First off, it looked to me like Terry really thinks that the web is a big deal because he spent a lot of time at the beginning of this section making that big comparison between what happens when important people - I think they were called patricians - ran everything and then after the web arrived, it was plebeians who ran things. Like there are a bunch of differences in movies and books and blogs and like authors like Stephen King can write and publish their own stuff on the web. There are like all sorts of things!

But if he asks us on a test, like what was the really big, big difference, then like I'd say that it was making things way more democratic. Suddenly after the web arrived, just ordinary people would write stuff and put it up on the web. And that is true of scholars and their journals, and photographers and a whole bunch of other people.

Then Terry did that section on the Garfield guy and that seemed to be really weird - like this guy I never heard about did web stuff before the web, but nobody ever heard of him. At least not me. Like I've never used a citation index, so the whole thing was kind of weird.

And then Terry tried to link all that weird citation stuff to Google. Now I like Google and like I use it every day, but I never thought about how it really works. Like I thought that it indexed the web, and that was that. But Terry got all worked up pointing out that there is the dark web - you know, stuff that is hard to get at because it is behind firewalls and stuff. Ok, ok, I said to myself, Google doesn't index the web, like, big deal! But Terry kept going and really got bent out of shape trying to figure out how Google "gains semantics from web pages" - like, I put in the word "mariners" and like I get lots of "mariners" baseball stuff.

Now it is true that I was surprised by the all the stuff that Google doesn't pick up and it was interesting to see how Terry could build a box - remember that yellow box thing - that said it was about dogs, but when you moused over it, it was really all about cats. That was interesting. Actually, when I think about it, it was a lot more interesting than that Garfield guy who was kind of weird.

Then we finally got to HTML and most of what Terry showed us was stuff that I knew something about. Like I've build web pages before, but I didn't know about that Tidy thing that can turn your page into XHTML. Like that was interesting and I think that I'll remember that because you never know when that will be useful.

And then Terry did a little stuff about style sheets, but like, it was obvious that he's laying the groundwork for more stuff to come because he mentioned that XSL stuff, but he didn't say a lot about it. He said that there is going to be more of that stuff in the next section of the course. Then there was JavaScript, which was interesting because Terry put that Java Applet up on the page, and then he had trouble with the browser in the classroom showing it. Like afterwards, he said that it was an example of the sort of thing that it going on on the web right now, where Microsoft and other companies are fighting over stuff.
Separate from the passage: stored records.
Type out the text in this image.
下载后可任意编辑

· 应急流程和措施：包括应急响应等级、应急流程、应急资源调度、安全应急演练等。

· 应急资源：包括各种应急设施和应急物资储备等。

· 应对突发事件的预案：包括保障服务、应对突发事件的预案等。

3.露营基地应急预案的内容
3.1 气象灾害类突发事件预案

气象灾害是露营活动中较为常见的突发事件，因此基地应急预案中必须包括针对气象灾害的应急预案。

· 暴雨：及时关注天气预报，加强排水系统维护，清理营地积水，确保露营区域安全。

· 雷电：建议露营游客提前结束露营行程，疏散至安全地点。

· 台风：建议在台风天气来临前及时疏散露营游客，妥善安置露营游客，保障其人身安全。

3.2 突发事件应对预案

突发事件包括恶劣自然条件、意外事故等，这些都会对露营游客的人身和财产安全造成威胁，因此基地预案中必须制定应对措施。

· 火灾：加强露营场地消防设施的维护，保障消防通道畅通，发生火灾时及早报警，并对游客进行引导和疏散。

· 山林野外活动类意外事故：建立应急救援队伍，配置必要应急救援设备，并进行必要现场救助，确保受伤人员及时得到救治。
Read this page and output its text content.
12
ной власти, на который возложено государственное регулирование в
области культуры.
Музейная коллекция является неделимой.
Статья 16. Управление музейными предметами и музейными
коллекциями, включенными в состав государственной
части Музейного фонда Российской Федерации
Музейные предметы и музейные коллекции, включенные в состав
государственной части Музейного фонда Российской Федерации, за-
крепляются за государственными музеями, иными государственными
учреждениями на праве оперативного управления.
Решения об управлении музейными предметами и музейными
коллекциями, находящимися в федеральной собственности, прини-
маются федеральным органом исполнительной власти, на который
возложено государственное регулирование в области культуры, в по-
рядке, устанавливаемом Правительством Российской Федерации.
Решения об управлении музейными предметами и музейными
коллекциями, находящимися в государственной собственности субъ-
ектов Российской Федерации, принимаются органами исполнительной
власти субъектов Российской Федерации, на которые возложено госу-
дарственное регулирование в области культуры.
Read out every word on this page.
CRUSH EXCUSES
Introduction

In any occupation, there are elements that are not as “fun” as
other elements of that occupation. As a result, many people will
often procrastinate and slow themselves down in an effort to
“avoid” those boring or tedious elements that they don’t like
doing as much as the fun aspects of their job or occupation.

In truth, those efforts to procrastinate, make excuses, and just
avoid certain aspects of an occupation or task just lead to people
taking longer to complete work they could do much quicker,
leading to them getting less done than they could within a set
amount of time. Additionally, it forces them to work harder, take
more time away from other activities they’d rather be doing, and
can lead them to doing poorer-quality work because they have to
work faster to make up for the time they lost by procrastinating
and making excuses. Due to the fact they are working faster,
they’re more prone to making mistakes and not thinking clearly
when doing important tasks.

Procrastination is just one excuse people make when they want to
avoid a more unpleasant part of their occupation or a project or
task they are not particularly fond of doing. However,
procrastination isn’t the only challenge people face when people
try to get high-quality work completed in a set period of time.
I really, really liked the last topic which was about art because Terry showed us a little bit about style and creating things on the web. I mean like there are really interesting things going on on the web right now. You should really take a look. So Terry talked about style and said that USA Today is like an example of web style. Like I don't read USA Today but I get the point of what he's trying to say. And he showed us some examples of really cool web sites. I think that that is something I'd like to study. I wonder if there are courses in that sort of stuff? Oh well, that's sort of what this section of the course was about. I guess that I learned a lot, but it didn't seem like a lot of stuff because basicly it was really interesting, except for that Garfield guy who seemed weird.